X_test_vectorized = vector.transform(X_test)
X_train, X_val, y_train, y_val = train_test_split(X_test_vectorized, y_test,test_size = 0.3)

classifier_LR.fit(X_train, y_train)  
pred = classifier_LR.predict(X_val)

precision = precision_score(pred, y_val, average=None)
recall = recall_score(pred, y_val, average=None)
print('                   score 1,  score 2,   score 3,   score 4,   socre 5')
print('precision score:', precision)
print('recall score:   ', recall)
    

                   score 1,  score 2,   score 3,   score 4,   socre 5
precision score: [0.57142857 0.51612903 0.27777778 0.37096774 0.71186441]
recall score:    [0.52941176 0.47058824 0.30612245 0.60526316 0.54545455]
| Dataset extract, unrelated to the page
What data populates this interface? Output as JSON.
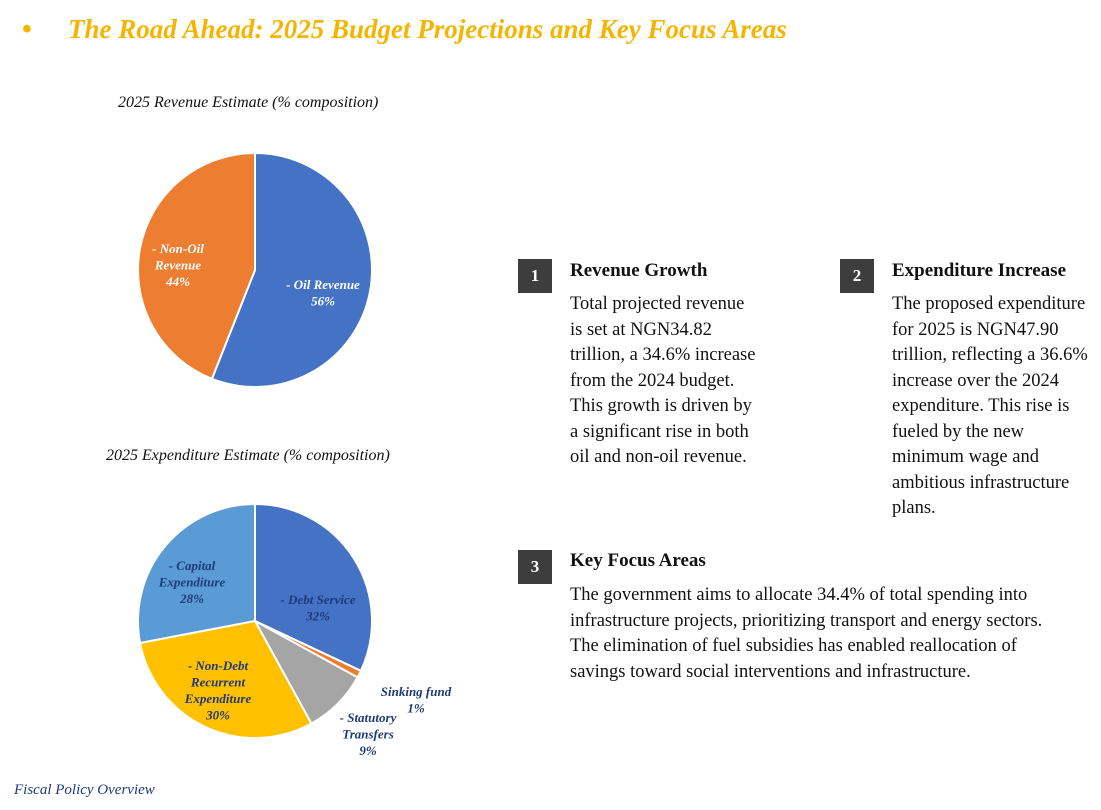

### From the result, the rating score of the review is 3, the precision and recall is not good. That means if the the reviews are neural, don't contain sentiment(positive or negative) words, then they are hard to predict the rating score.

# Task 5
## Discuss	some ideas that could help improve	your prediction. 
### 1. Use sentiment analysis, we capture semantic similarities between words, and capture the sentiments of individual words within a review, in this way, it may help improve the accuracy of prediction. 
### 2. Use natural language processing method, such as Latent Semantic Analysis, LSA can finds hidden relationship between words in order to improve information  understanding.